Senja melankolis
By Nada A. - January 31, 2014
Jika waktu bisa membuat kenangan, apa bisa ia menghapus
kenangan?
Aku tidak ingin menyalahkan waktu; karena hati yang kacau
ini. Jika jam wekker-ku terus
berdetik, apakah pikiranmu juga akan terus memikirkanku?
Tenang saja, aku tidak akan memaksamu. Untuk memikirkanku
ataupun menanyakan kabarku.
‘Kita adalah anak-
anak manusia yang tak pernah kenyang akan ke-fana-an dunia’. Kamu yang
mengatakan hal itu kepadaku, ketika pertama kali kita bertemu di taman kota
pada waktu senja. Aku masih ingat dengan pertemuan kita yang tidak sengaja.
Sore itu, aku menangis dibangku sudut taman kota. Aku
kehilangan pekerjaanku karena aku ceroboh; terlalu asik dengan media sosial
hingga lupa dengan deadline pekerjaanku. Aku dipecat karena hal yang sepele,
memalukan bukan? Ketika aku melempar kaleng minuman, tanpa sengaja lemparanku
mengenai kepalamu yang sedang melintas santai. Kau memungut kaleng itu dengan
heran dan mulai menatapku garang. Dengan sigap, kau menghampiriku dan
menjatuhkan kaleng itu tepat disampingku hingga menimbulkan sebuah suara. Aku menatapmu
dan tiba- tiba kembali menangis kencang, seperti anak kecil yang kehilangan
permennya. Kau heran dan kebingungan melihat sikapku.
Pikiranku tidak bisa dikendalikan, aku menangis dan
menceritakan semua yang sedang terjadi kepadamu dengan tingkah gila. Dengan
penuh rasa iba, sorotan matamu yang garang mulai padam. Saat itu juga, kau
duduk disampingku dan menepuk pundakku dengan penuh kehangatan.
“Semua akan baik- baik saja. Tenanglah.” Ujarmu tiba- tiba
ketika suara tangisku semakin ter-isak.
Kalimat demi kalimat pembangkit kau lontarkan agar aku
berhenti untuk menangis. Dan kau berhasil membuatku berhenti menangis, namun
isak tangisku masih tersisa ketika aku berbicara. Kutatap wajahmu lekat- lekat
dan menatap matamu yang berada dibalik kacamata.

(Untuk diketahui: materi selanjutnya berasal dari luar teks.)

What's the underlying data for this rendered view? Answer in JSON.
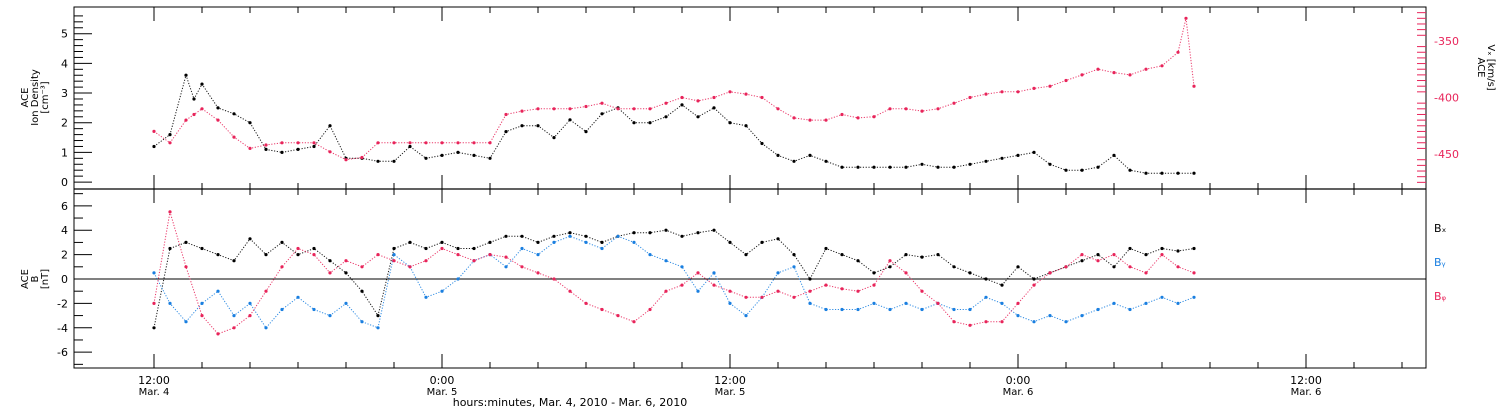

Aku tersenyum dan kau mulai
salah tingkah.
“Terimakasih.” Kataku dengan senyum mengembang dan isakan
tangis yang mulai bisa diatur.
Kau mengangguk dan melontarkan senyum yang begitu manis,bagiku.
“Aku juga pernah dipecat dari pekerjaanku karena sesuatu hal
yang sepele.” Katamu tiba- tiba. “Namun, semua itu tidak berarti apa- apa
untukku. Karena aku tidak bisa menikmati pekerjaanku, seperti tertekan dan apa
yang ingin aku lakukan terasa terbatasi.” Lanjutmu dengan sorot mata yang fokus
menatap matahari yang semakin terpendam.
“Lalu?” Tanyaku singkat.
“Lalu, aku bersama teman- temanku membangun bisnis yang
dapat ku nikmati. Aku membuka kedai kopi.” Tatapannya begitu hangat masuk
kedalam saraf- saraf mataku.
Aku tertegun. “Apa yang spesial dari bisnis kedai kopi?”tanyaku
sembari memalingkan tatapanku.
“Aku bisa menjadi bartender.” Jawabnya singkat. Aku semakin
tertegun.
Banyak hal yang ingin ku ketahui lebih dalam darinya. Namun,
waktu membunuh kebersamaan kita. Tak terasa, senja yang memancarkan semburat
oranye berubah menjadi malam yang gelap dengan lampu- lampu kuning taman kota
yang memancar.
“Terimakasih, senja yang berkesan.” Aku berdiri dan menepuk
pundaknya berkali- kali. Jujur saja aku tidak ingin berpisah dari kehangatan
yang sudah terjalin.
“Tidak masalah. Jika ada waktu, mampirlah ke kedai kopiku.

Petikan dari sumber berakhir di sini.